Similarly, Poe’s endings of several other stories were disappointing, especially when everything ended up okay, such as in “The Pit and the Pendulum,” “Eleanora,” and “Man of the Crowd.” In each case, I was expecting a ghastlier and thus more intriguing ending. I wanted Eleanora’s ghost to wreak havoc on the narrator’s new marriage since he hadn’t kept his vow to her, or for a violent confrontation to take place with the old man the narrator had been following in “Man of the Crowd.”

I certainly wasn’t expecting the deus ex machina in “The Pit and the Pendulum,” which felt extremely unlikely, though the in-the-moment action of the advancing pendulum was frightening. I greatly preferred the endings of “The Masque of the Red Death,” “The Black Cat,” “The Tell-Tale Heart,” “Berenice,” and “Hop-Frog,” where actions had consequences and no one came to save the day. In most short stories with happy endings, there hasn’t been enough terror or character development to justify that these should even be considered horror.

In terms of delivering an enjoyable final punch, M. R. James’s Ghost Stories of an Antiquary contrasts with many other short-story collections. Despite the heavy commentary of his rambling narrator, James evokes a feeling of fright mainly in the way he plots his stories rather than through characterization, which is not strong. His characters are often flat and could be interchangeable; many are academics or other serious men who eschew spiritual leanings and are therefore quite terrorized when they have undeniable proof of an evil force, one they did not seek.

James lays the breadcrumbs for the reader so that we have clues of what to expect even though we don’t know what the execution will be. For example, in “The Ash Tree,” a woman is hanged for witchcraft after being observed meddling with a tree, and her accuser is later found dead and blackened in his bedchamber which happens to be near the tree. The only signs of his ailment are small punctures in his skin, so they suspect poison. Forty years later, the dead man’s grandson sleeps in the room and dies as well.

As readers, we know that something is foul in the tree, and we also learn that the remains of Mrs. Mothersole, the accused witch, were not found in her coffin when the graveyard was moved. It’s only at the end of the story when the townspeople see a cat looking inside the tree — and then falling into it and screaming — that they investigate for themselves. They set the tree on fire, and, after several enormous spiders crawl out, they discover the decades-old remains of a woman curled up in the hollow. Within the story, James has interconnected the elements of the plot in such a way that readers anticipate Mrs. Mothersole exacting her revenge from beyond the grave, but he only delivers the final blow — the enormous pet spiders who have been sucking her accuser and his kin dry — on the last page.

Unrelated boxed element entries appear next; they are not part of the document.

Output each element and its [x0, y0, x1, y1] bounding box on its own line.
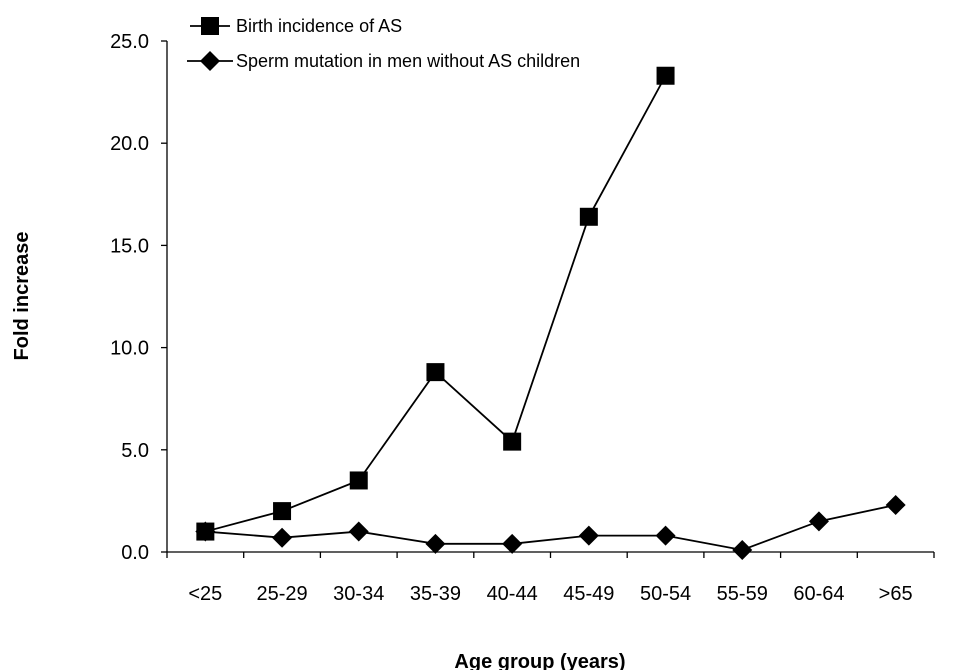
x-tick-label: 60-64 [793, 583, 844, 605]
data-point-diamond [195, 521, 216, 542]
data-point-diamond [732, 539, 753, 560]
data-point-square [656, 66, 675, 85]
x-tick-label: 55-59 [717, 583, 768, 605]
series-line-0 [205, 75, 667, 533]
data-point-square [349, 471, 368, 490]
data-point-diamond [885, 494, 906, 515]
legend: Birth incidence of AS Sperm mutation in … [187, 16, 580, 71]
data-point-diamond [655, 525, 676, 546]
x-tick-label: 25-29 [256, 583, 307, 605]
data-point-diamond [502, 533, 523, 554]
data-point-diamond [348, 521, 369, 542]
x-tick-label: 50-54 [640, 583, 691, 605]
y-tick-label: 10.0 [110, 338, 149, 360]
series-line-1 [205, 504, 896, 551]
legend-label-birth-incidence: Birth incidence of AS [236, 16, 402, 36]
y-axis-title: Fold increase [11, 232, 33, 361]
y-tick-label: 5.0 [121, 440, 149, 462]
series-layer [195, 66, 906, 560]
y-tick-label: 25.0 [110, 31, 149, 53]
data-point-diamond [272, 527, 293, 548]
x-tick-label: 30-34 [333, 583, 384, 605]
data-point-diamond [808, 511, 829, 532]
legend-diamond-marker [200, 51, 220, 71]
y-axis-ticks: 0.0 5.0 10.0 15.0 20.0 25.0 [110, 31, 167, 564]
x-tick-label: <25 [188, 583, 222, 605]
legend-entry-birth-incidence: Birth incidence of AS [190, 16, 402, 36]
data-point-square [273, 502, 292, 521]
x-tick-label: 45-49 [563, 583, 614, 605]
data-point-diamond [425, 533, 446, 554]
data-point-square [426, 363, 445, 382]
data-point-square [579, 207, 598, 226]
y-tick-label: 15.0 [110, 235, 149, 257]
legend-entry-sperm-mutation: Sperm mutation in men without AS childre… [187, 51, 580, 71]
data-point-square [503, 432, 522, 451]
y-tick-label: 0.0 [121, 542, 149, 564]
x-axis-ticks: <25 25-29 30-34 35-39 40-44 45-49 50-54 55-59 60… [166, 552, 935, 605]
y-tick-label: 20.0 [110, 133, 149, 155]
legend-square-marker [201, 17, 219, 35]
x-tick-label: >65 [879, 583, 913, 605]
x-tick-label: 35-39 [410, 583, 461, 605]
x-axis-title: Age group (years) [454, 651, 625, 670]
legend-label-sperm-mutation: Sperm mutation in men without AS childre… [236, 51, 580, 71]
x-tick-label: 40-44 [487, 583, 538, 605]
data-point-diamond [578, 525, 599, 546]
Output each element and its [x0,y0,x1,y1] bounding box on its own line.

This tight plotting and fast ending work well in short horror fiction. There’s no need to tie up all the loose ends in the way of some novels that require more closure. The climax of each story arrives, in some cases, only a paragraph or so before the close. Part of what makes James’s stories effective is the reveal at the end rather than growth or change in the characters. The ends of the stories were generally swiftly paced and gratifying.

Horror writers who negate the importance of plot will only disappoint their readers. Keeping the plot train chugging along is what holds the work together for many readers.